One of the things I used to do was to have some extra "savings" in various value goods that aren't particularly affected by inflation; a decent rifle I didn't care about, a couple cases of common ammo, etc.
The idea being that $1000 cash under the mattress or in a savings account might easily go from being a month's somewhat frugal expenses (rent, utilities, gas and groceries, without having to go to beans, rice and ramen) to barely getting through a few days in the timeframe of typical emergency saving, (How often do you reevaluate what your emergency savings would actually cover if all income ceased today? Most people who actually have an emergency fund seem to set it at x months of current expenses, and once they hit that, never check the numbers again unless a major expense changes significantly in a short period, like rent going up 20% at renewal or moving from a $500/mo rental to a $1200/mo mortgage.) even without hyperinflation, while a good rifle would still trade for a slightly above beater level car regardless of what the cash value of either is at the moment, or cover a small medical bill, (doc knows guns, and even if he doesn't want what you've got, knows what he can trade it for that he does want) or can be pawned for some "right now" cash.

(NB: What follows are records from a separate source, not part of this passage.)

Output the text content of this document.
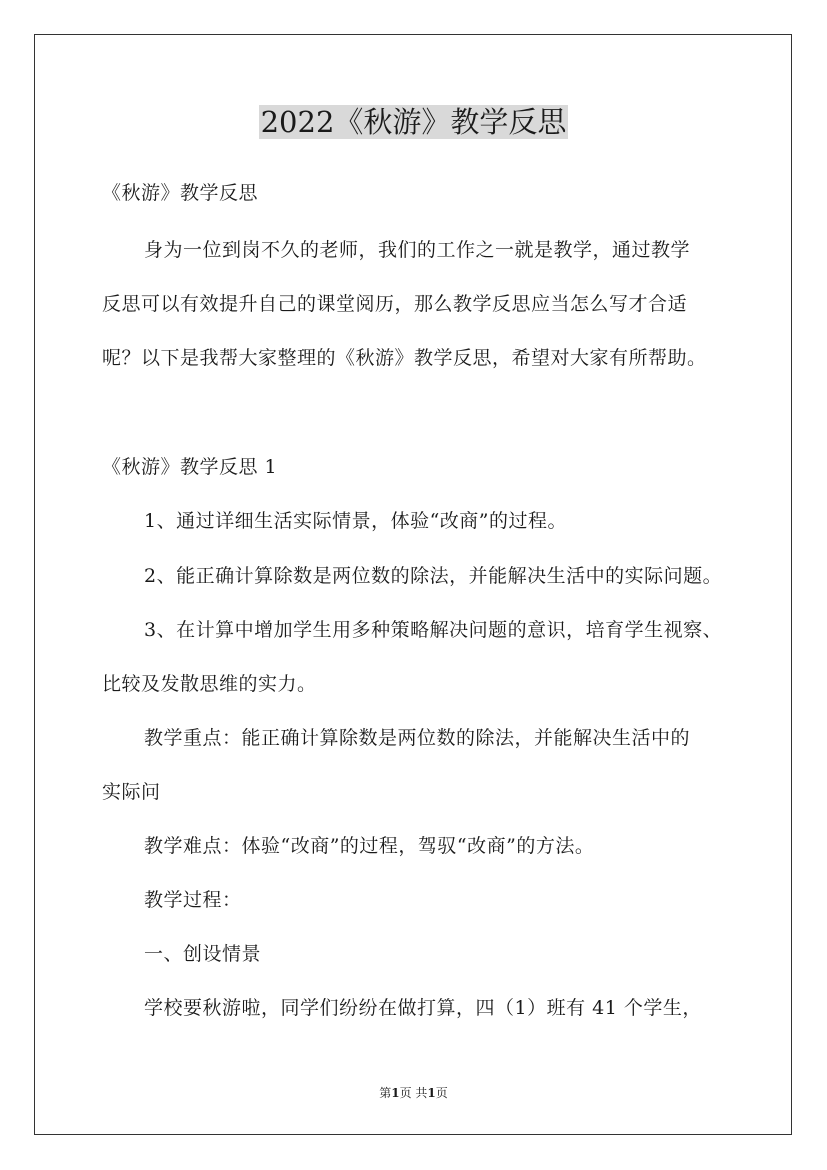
2022《秋游》教学反思
《秋游》教学反思
身为一位到岗不久的老师，我们的工作之一就是教学，通过教学
反思可以有效提升自己的课堂阅历，那么教学反思应当怎么写才合适
呢？以下是我帮大家整理的《秋游》教学反思，希望对大家有所帮助。
《秋游》教学反思 1
1、通过详细生活实际情景，体验“改商”的过程。
2、能正确计算除数是两位数的除法，并能解决生活中的实际问题。
3、在计算中增加学生用多种策略解决问题的意识，培育学生视察、
比较及发散思维的实力。
教学重点：能正确计算除数是两位数的除法，并能解决生活中的
实际问
教学难点：体验“改商”的过程，驾驭“改商”的方法。
教学过程：
一、创设情景
学校要秋游啦，同学们纷纷在做打算，四（1）班有 41 个学生，
第1页 共1页
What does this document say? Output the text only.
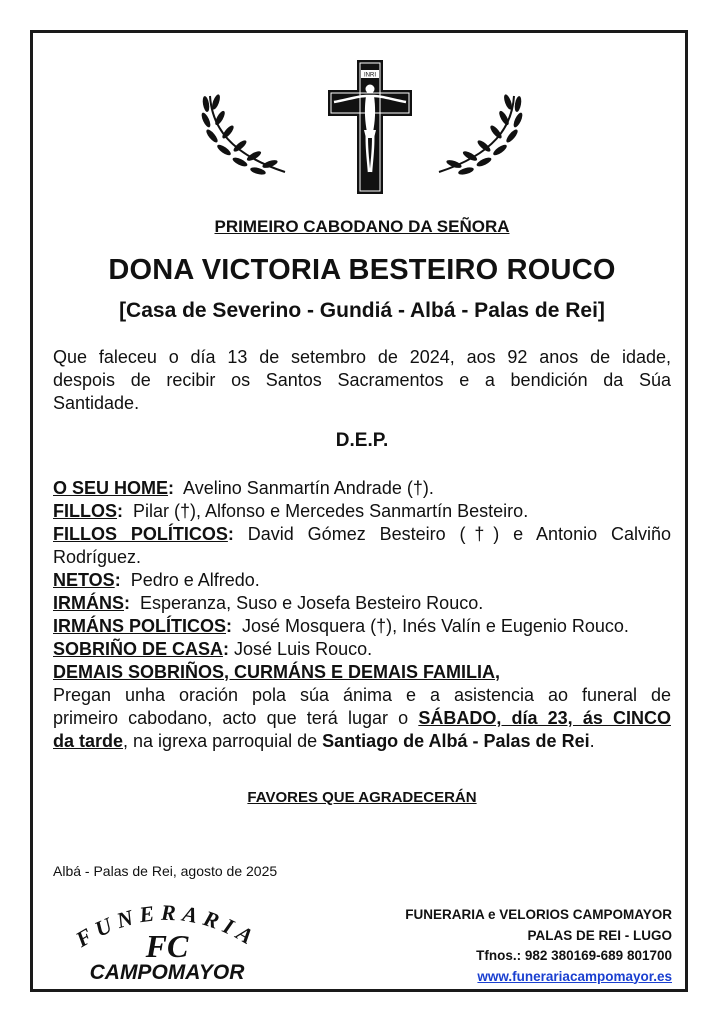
INRI
PRIMEIRO CABODANO DA SEÑORA
DONA VICTORIA BESTEIRO ROUCO
[Casa de Severino - Gundiá - Albá - Palas de Rei]
Que faleceu o día 13 de setembro de 2024, aos 92 anos de idade,
despois de recibir os Santos Sacramentos e a bendición da Súa
Santidade.
D.E.P.
O SEU HOME: Avelino Sanmartín Andrade (†).
FILLOS: Pilar (†), Alfonso e Mercedes Sanmartín Besteiro.
FILLOS POLÍTICOS: David Gómez Besteiro (†) e Antonio Calviño
Rodríguez.
NETOS: Pedro e Alfredo.
IRMÁNS: Esperanza, Suso e Josefa Besteiro Rouco.
IRMÁNS POLÍTICOS: José Mosquera (†), Inés Valín e Eugenio Rouco.
SOBRIÑO DE CASA: José Luis Rouco.
DEMAIS SOBRIÑOS, CURMÁNS E DEMAIS FAMILIA,
Pregan unha oración pola súa ánima e a asistencia ao funeral de
primeiro cabodano, acto que terá lugar o SÁBADO, día 23, ás CINCO
da tarde, na igrexa parroquial de Santiago de Albá - Palas de Rei.
FAVORES QUE AGRADECERÁN
Albá - Palas de Rei, agosto de 2025
FUNERARIA
FC
CAMPOMAYOR
FUNERARIA e VELORIOS CAMPOMAYOR
PALAS DE REI - LUGO
Tfnos.: 982 380169-689 801700
www.funerariacampomayor.es
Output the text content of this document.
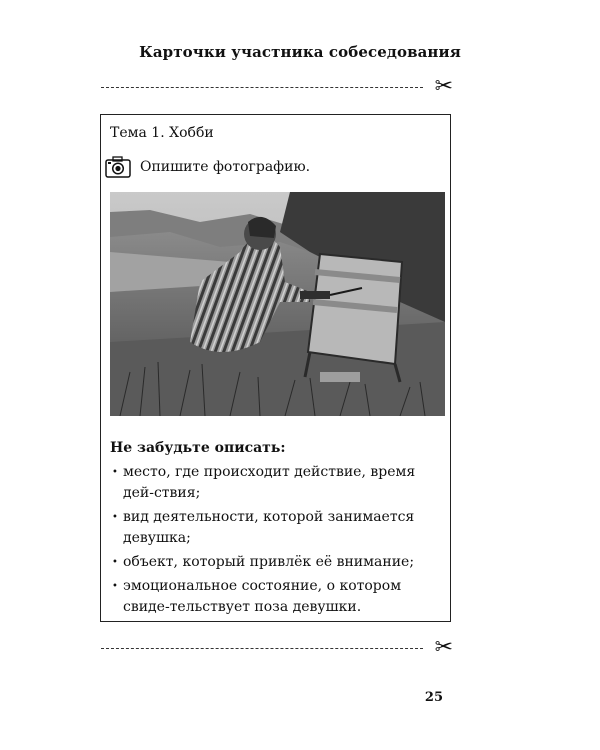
Карточки участника собеседования
✂
Тема 1. Хобби
Опишите фотографию.
Не забудьте описать:
• место, где происходит действие, время дей-ствия;
• вид деятельности, которой занимается девушка;
• объект, который привлёк её внимание;
• эмоциональное состояние, о котором свиде-тельствует поза девушки.
✂
25
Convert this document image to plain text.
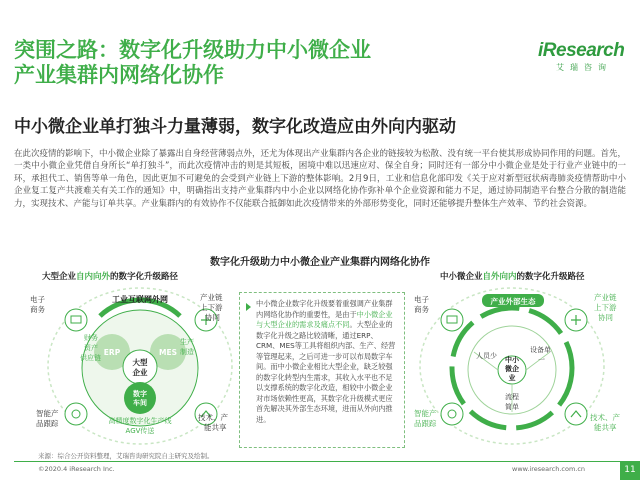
突围之路：数字化升级助力中小微企业
产业集群内网络化协作
iResearch
艾瑞咨询
中小微企业单打独斗力量薄弱，数字化改造应由外向内驱动
在此次疫情的影响下，中小微企业除了暴露出自身经营薄弱点外，还尤为体现出产业集群内各企业的链接较为松散、没有统一平台使其形成协同作用的问题。首先，一类中小微企业凭借自身所长“单打独斗”，而此次疫情冲击的则是其短板，困境中难以迅速应对、保全自身；同时还有一部分中小微企业是处于行业产业链中的一环，承担代工、销售等单一角色，因此更加不可避免的会受到产业链上下游的整体影响。2月9日，工业和信息化部印发《关于应对新型冠状病毒肺炎疫情帮助中小企业复工复产共渡难关有关工作的通知》中，明确指出支持产业集群内中小企业以网络化协作弥补单个企业资源和能力不足，通过协同制造平台整合分散的制造能力，实现技术、产能与订单共享。产业集群内的有效协作不仅能联合抵御如此次疫情带来的外部形势变化，同时还能够提升整体生产效率、节约社会资源。
数字化升级助力中小微企业产业集群内网络化协作
大型企业自内向外的数字化升级路径	中小微企业自外向内的数字化升级路径
工业互联网外网
ERP	MES
大型
企业
数字
车间
财务
资产
供应链
生产
制造
高精度数字化生产线
AGV传送
电子
商务
产业链
上下游
协同
智能产
品跟踪
技术、产
能共享
产业外部生态
中小
微企
业
人员少
设备单
一
流程
简单
电子
商务
产业链
上下游
协同
智能产
品跟踪
技术、产
能共享
中小微企业数字化升级要着重强调产业集群内网络化协作的重要性，是由于中小微企业与大型企业的需求及痛点不同。大型企业的数字化升级之路比较清晰，通过ERP、CRM、MES等工具将组织内部、生产、经营等管理起来，之后可进一步可以布局数字车间。而中小微企业相比大型企业，缺乏较强的数字化转型内生需求，其收入水平也不足以支撑系统的数字化改造，相较中小微企业对市场依赖性更高，其数字化升级模式更应首先解决其外部生态环境，进而从外向内推进。
来源：综合公开资料整理，艾瑞咨询研究院自主研究及绘制。
©2020.4 iResearch Inc.	www.iresearch.com.cn	11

Most of that was sold during the divorce, but I would like to build it back up once I have the cash savings rebuilt. It also has the advantage of being able to watch for a killer deal; that $1,000 rifle bought for $500 because someone needed cash still trades as a $1000 rifle, and may be a $1500 rifle after a few years of inflation and/or changes in gun control legislation. Just look at ammo prices over the last decade or two, and you could almost be tempted to become a day trader in cases of 9mm, .22LR and .223.